The U.S. Embassy also issued a statement, saying: “With $3 million in Humanitarian Assistance, USAID’s Office of U.S. Foreign Disaster Assistance is working with humanitarian organizations on the ground to deliver critical relief supplies such as safe drinking water, hygiene kits, kitchen sets, shelter materials to improve the conditions in evacuation centers and in host families, and programs to protect displaced women and children.” At the same time, $11.3 will be used to support the early recovery, stabilization and rehabilitation of Marawi and the surrounding areas. This includes restoration of basic public services such as health care, water and electricity, jumpstart livelihoods, revitalize the economy, and promote community reconciliation and alternatives to violent extremism. [Source: The Philippine Star, October 24, 2017]

Aside from the financial grant, the USAID delivered 12,000 water containers and nearly 100,000 chlorine tablets for safe drinking water to families in evacuation centers. These were delivered upon requests from the Departments of Education and Health. The USAID had also provided 6,500 desks for temporary schools and psycho-social support for affected teachers and students, according to the U.S. Embassy. [Ibid]

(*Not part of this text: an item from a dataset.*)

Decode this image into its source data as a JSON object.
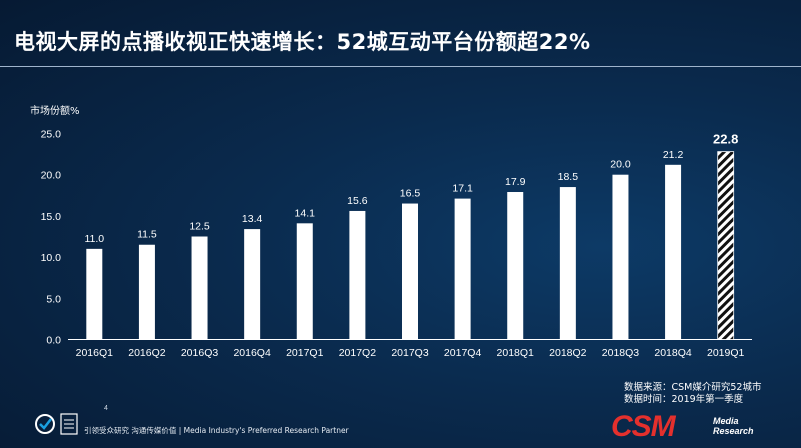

At the end of the day, the return of the U.S. Special Forces signifies a renewal of U.S.-Philippine military cooperation that has withstood the test of time for over a century. The engagement couldn’t have come at a much better time. With terrorism rearing its ugly head all over the world, military alliances have become an indispensible factor in counterterrorism. Indeed, the “Global War on Terror” is every country’s war and it behooves every citizen to help keep the country safe from terrorists.